Though most patients with coronary vasospasm respond favorably to treatment with calcium channel blockers and long-acting nitrates, a subset remains symptomatic despite appropriate medical therapy. We present a case of refractory coronary vasospasm with associated polymorphic ventricular tachycardia in a woman who was successfully treated with percutaneous coronary intervention (PCI) and an implantable cardioverter defibrillator, followed by a review of the literature.

Case presentation

A 60-year-old woman with coronary artery disease, ongoing tobacco abuse and well controlled hyperlipidemia presented to the emergency department following a syncopal episode preceded by chest pain. She reported a 2-week history of brief, intermittent substernal chest pain that radiated to the neck. The pain occurred during the day and awakened her from sleep. Her chest pain was evaluated 1 week earlier with pharmacological myocardial perfusion imaging and ambulatory electrocardiographic monitoring, both of which were unremarkable. She had undergone stenting of the right coronary artery 1 year earlier for chronic angina. Medications included atorvastatin and aspirin.

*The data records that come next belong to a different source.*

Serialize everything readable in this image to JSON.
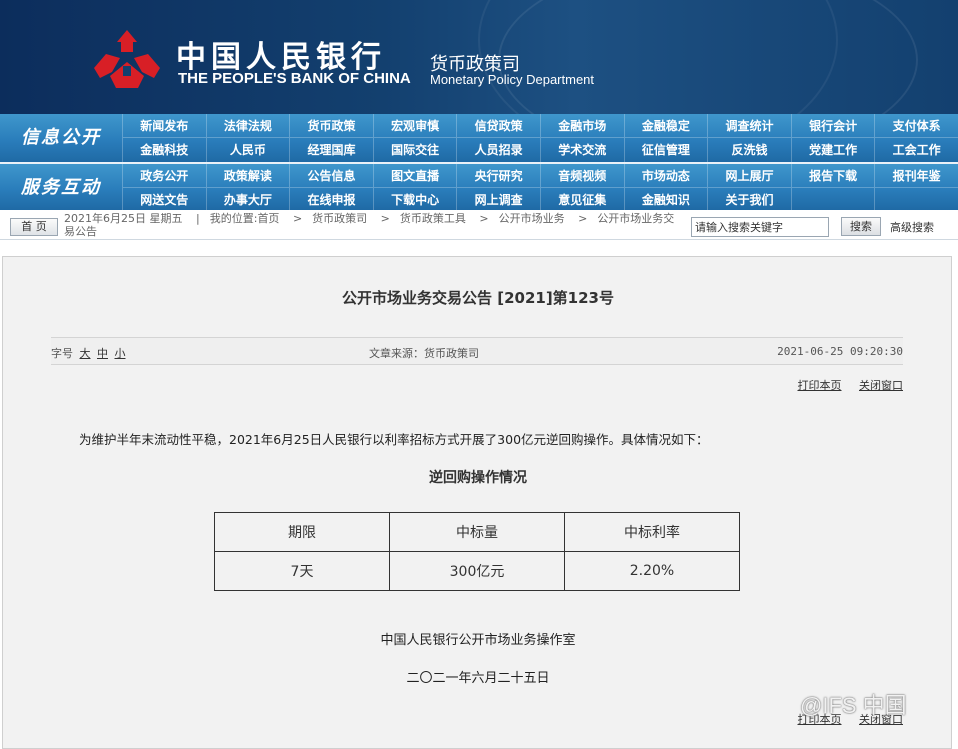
{
  "header": {
    "bank_name_cn": "中国人民银行",
    "bank_name_en": "THE PEOPLE'S BANK OF CHINA",
    "dept_cn": "货币政策司",
    "dept_en": "Monetary Policy Department"
  },
  "nav": {
    "section1_label": "信息公开",
    "section2_label": "服务互动",
    "row1": [
      "新闻发布",
      "法律法规",
      "货币政策",
      "宏观审慎",
      "信贷政策",
      "金融市场",
      "金融稳定",
      "调查统计",
      "银行会计",
      "支付体系",
      "金融科技",
      "人民币",
      "经理国库",
      "国际交往",
      "人员招录",
      "学术交流",
      "征信管理",
      "反洗钱",
      "党建工作",
      "工会工作"
    ],
    "row2": [
      "政务公开",
      "政策解读",
      "公告信息",
      "图文直播",
      "央行研究",
      "音频视频",
      "市场动态",
      "网上展厅",
      "报告下载",
      "报刊年鉴",
      "网送文告",
      "办事大厅",
      "在线申报",
      "下载中心",
      "网上调查",
      "意见征集",
      "金融知识",
      "关于我们",
      "",
      ""
    ]
  },
  "breadcrumb": {
    "home_label": "首 页",
    "date_text": "2021年6月25日 星期五",
    "location_label": "我的位置:",
    "items": [
      "首页",
      "货币政策司",
      "货币政策工具",
      "公开市场业务",
      "公开市场业务交"
    ],
    "wrap_text": "易公告",
    "search_placeholder": "请输入搜索关键字",
    "search_button": "搜索",
    "advanced_search": "高级搜索"
  },
  "article": {
    "title": "公开市场业务交易公告 [2021]第123号",
    "font_size_label": "字号",
    "font_sizes": [
      "大",
      "中",
      "小"
    ],
    "source": "文章来源：货币政策司",
    "datetime": "2021-06-25 09:20:30",
    "print_label": "打印本页",
    "close_label": "关闭窗口",
    "intro": "为维护半年末流动性平稳，2021年6月25日人民银行以利率招标方式开展了300亿元逆回购操作。具体情况如下：",
    "table_title": "逆回购操作情况",
    "table": {
      "headers": [
        "期限",
        "中标量",
        "中标利率"
      ],
      "rows": [
        [
          "7天",
          "300亿元",
          "2.20%"
        ]
      ]
    },
    "signature_org": "中国人民银行公开市场业务操作室",
    "signature_date": "二〇二一年六月二十五日"
  },
  "watermark": "@IFS 中国"
}
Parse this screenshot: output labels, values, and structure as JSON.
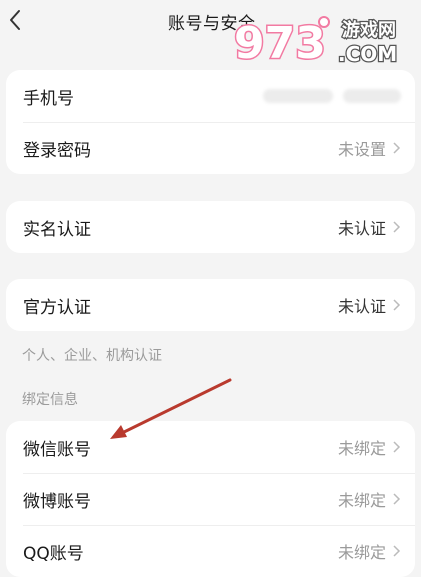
{
  "header": {
    "title": "账号与安全"
  },
  "watermark": {
    "digits": "973",
    "line1": "游戏网",
    "line2": ".COM"
  },
  "phone": {
    "label": "手机号"
  },
  "password": {
    "label": "登录密码",
    "value": "未设置"
  },
  "realname": {
    "label": "实名认证",
    "value": "未认证"
  },
  "official": {
    "label": "官方认证",
    "value": "未认证",
    "note": "个人、企业、机构认证"
  },
  "binding": {
    "section_title": "绑定信息",
    "items": [
      {
        "label": "微信账号",
        "value": "未绑定"
      },
      {
        "label": "微博账号",
        "value": "未绑定"
      },
      {
        "label": "QQ账号",
        "value": "未绑定"
      }
    ]
  },
  "colors": {
    "annotation_arrow": "#b93a2e",
    "watermark_pink": "#f27aa2",
    "watermark_orange": "#f7a24a"
  }
}
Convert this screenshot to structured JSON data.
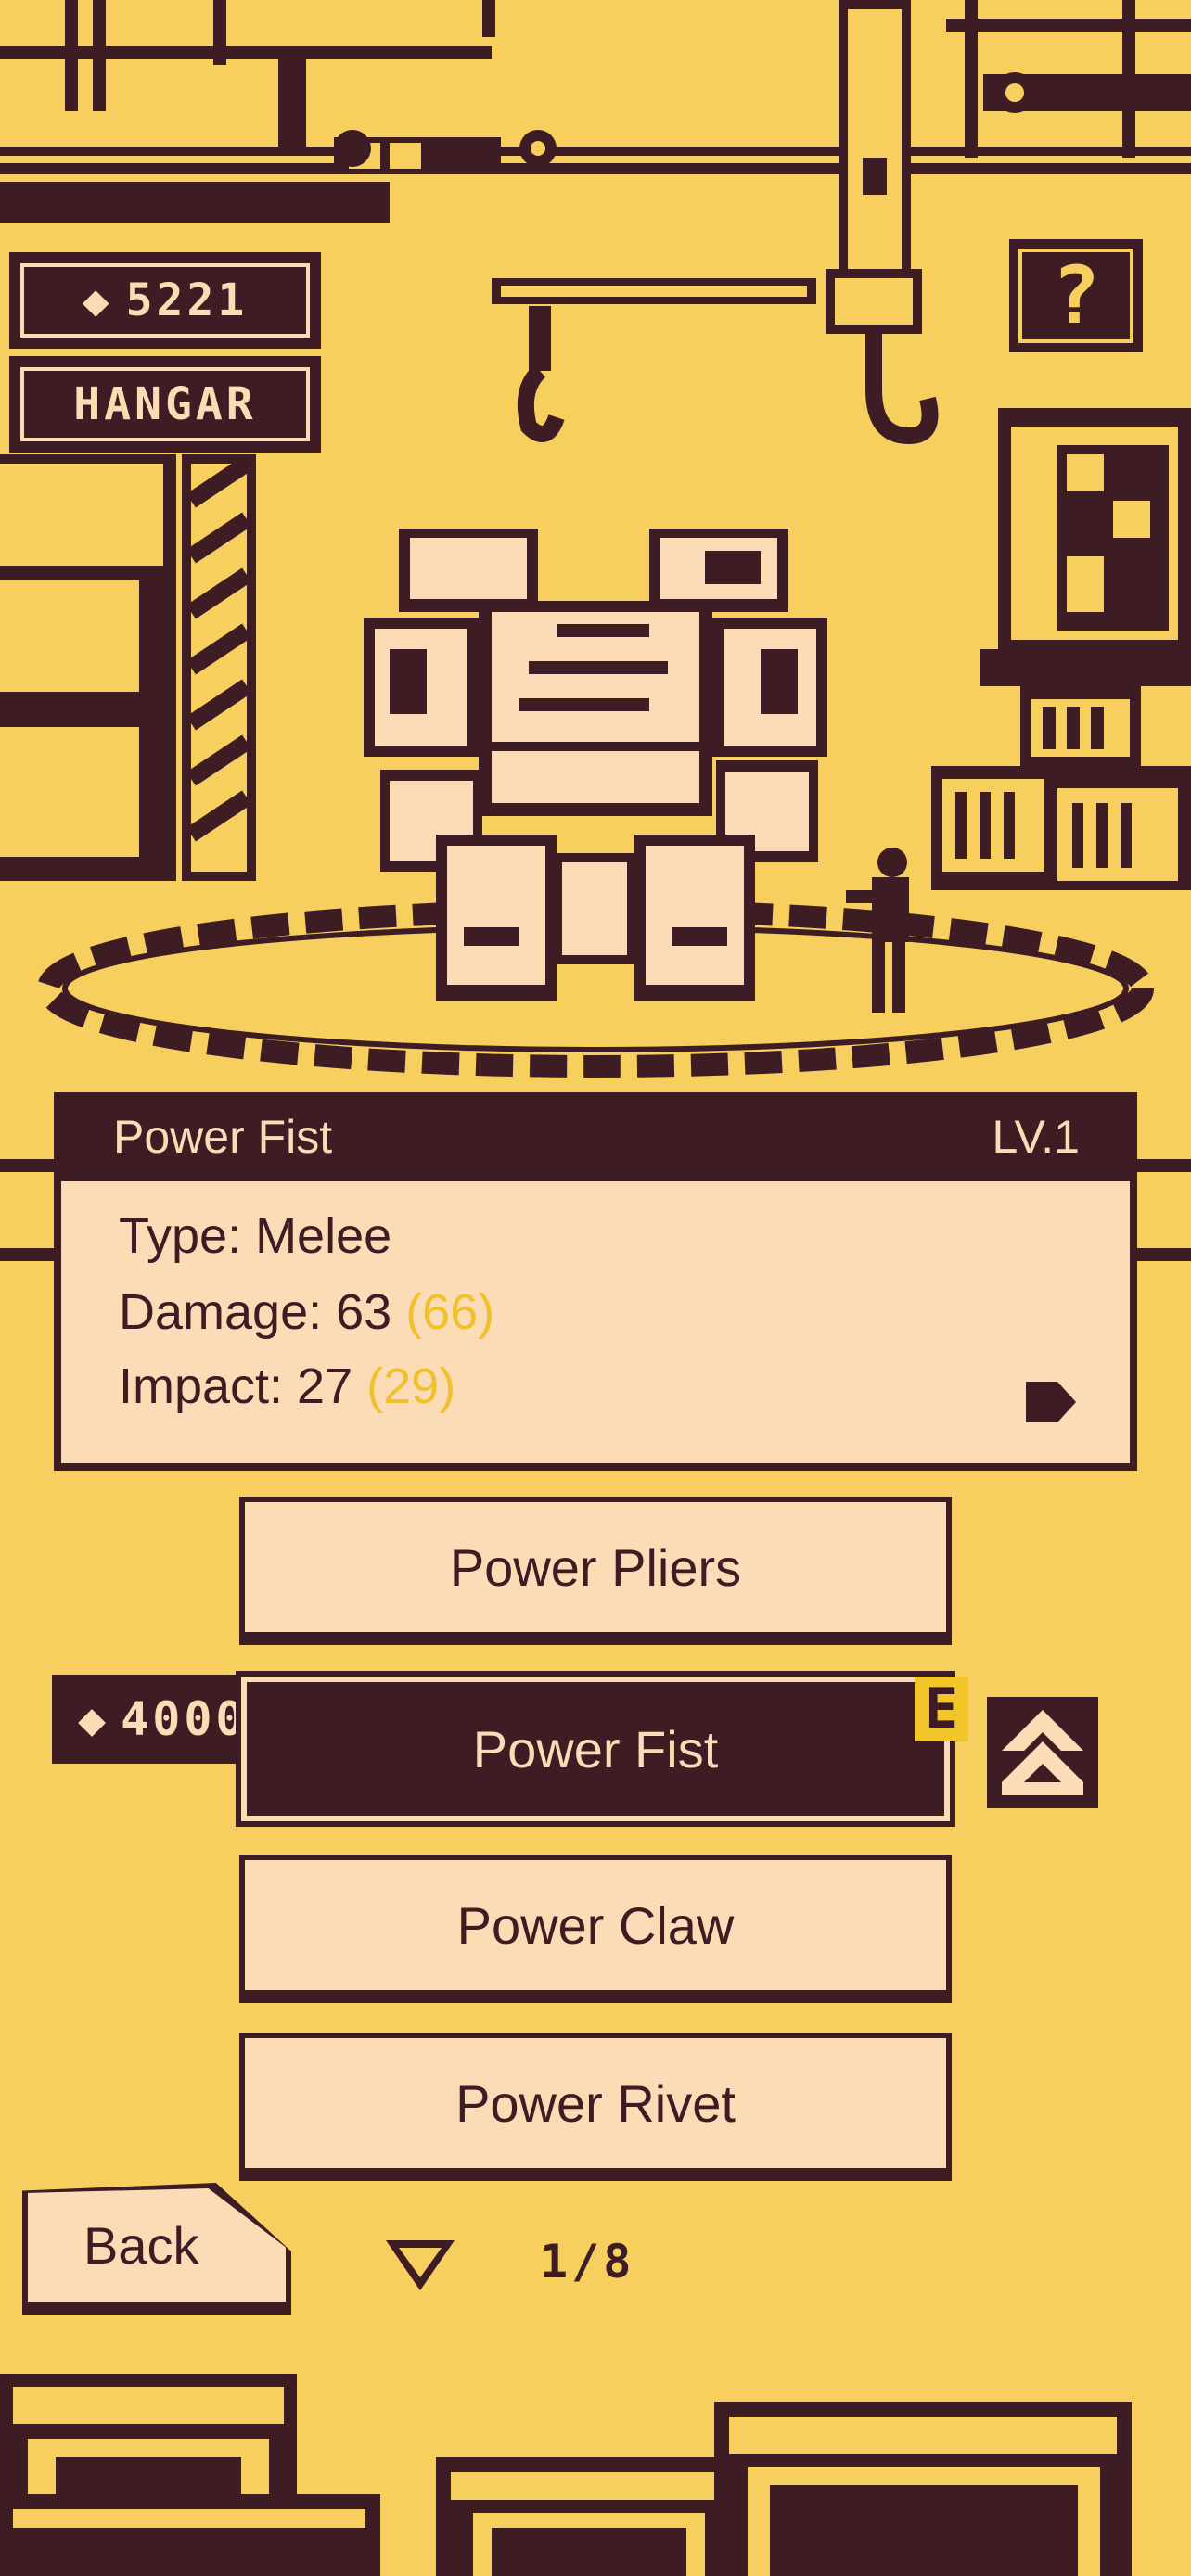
{
  "hud": {
    "coins": "5221",
    "location": "HANGAR",
    "help": "?"
  },
  "info": {
    "name": "Power Fist",
    "level": "LV.1",
    "type_label": "Type: Melee",
    "damage_label": "Damage: 63",
    "damage_next": "(66)",
    "impact_label": "Impact: 27",
    "impact_next": "(29)"
  },
  "list": {
    "items": [
      "Power Pliers",
      "Power Fist",
      "Power Claw",
      "Power Rivet"
    ],
    "selected_index": 1,
    "selected_price": "4000",
    "equipped_badge": "E"
  },
  "nav": {
    "back": "Back",
    "page": "1/8"
  },
  "colors": {
    "background": "#f6cf5f",
    "dark": "#3e1c23",
    "panel": "#fcdcb7",
    "upgrade_preview": "#f0c12c"
  }
}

On arrival, she appeared comfortable and her vital signs, physical exam, and laboratory values, including troponin, were normal. An electrocardiogram (ECG) was normal (Figure 1), but 40 min later she developed acute severe chest pain with significant ST elevation in lead aVF that resolved with sublingual nitroglycerin (Figure 2). Emergent coronary angiography and intravascular ultrasound demonstrated nonobstructive atherosclerotic disease of the proximal and mid-right coronary artery with a patent proximal stent (Figure 3). Myocardial infarction was ruled out and, suspecting coronary vasospasm, she was discharged home the next day with the addition of amlodipine 5 mg daily and sublingual nitroglycerin to her current medications.

Figure 1.

Electrocardiogram obtained on presentation without any ST segment abnormality.

Figure 2.

A rhythm strip obtained during an acute episode of angina, with ST segment elevation in lead aVF.

Figure 3.

Cardiac catheterization demonstrating diffuse, nonobstructive disease of the proximal and mid right coronary artery with a patent proximal stent (arrow).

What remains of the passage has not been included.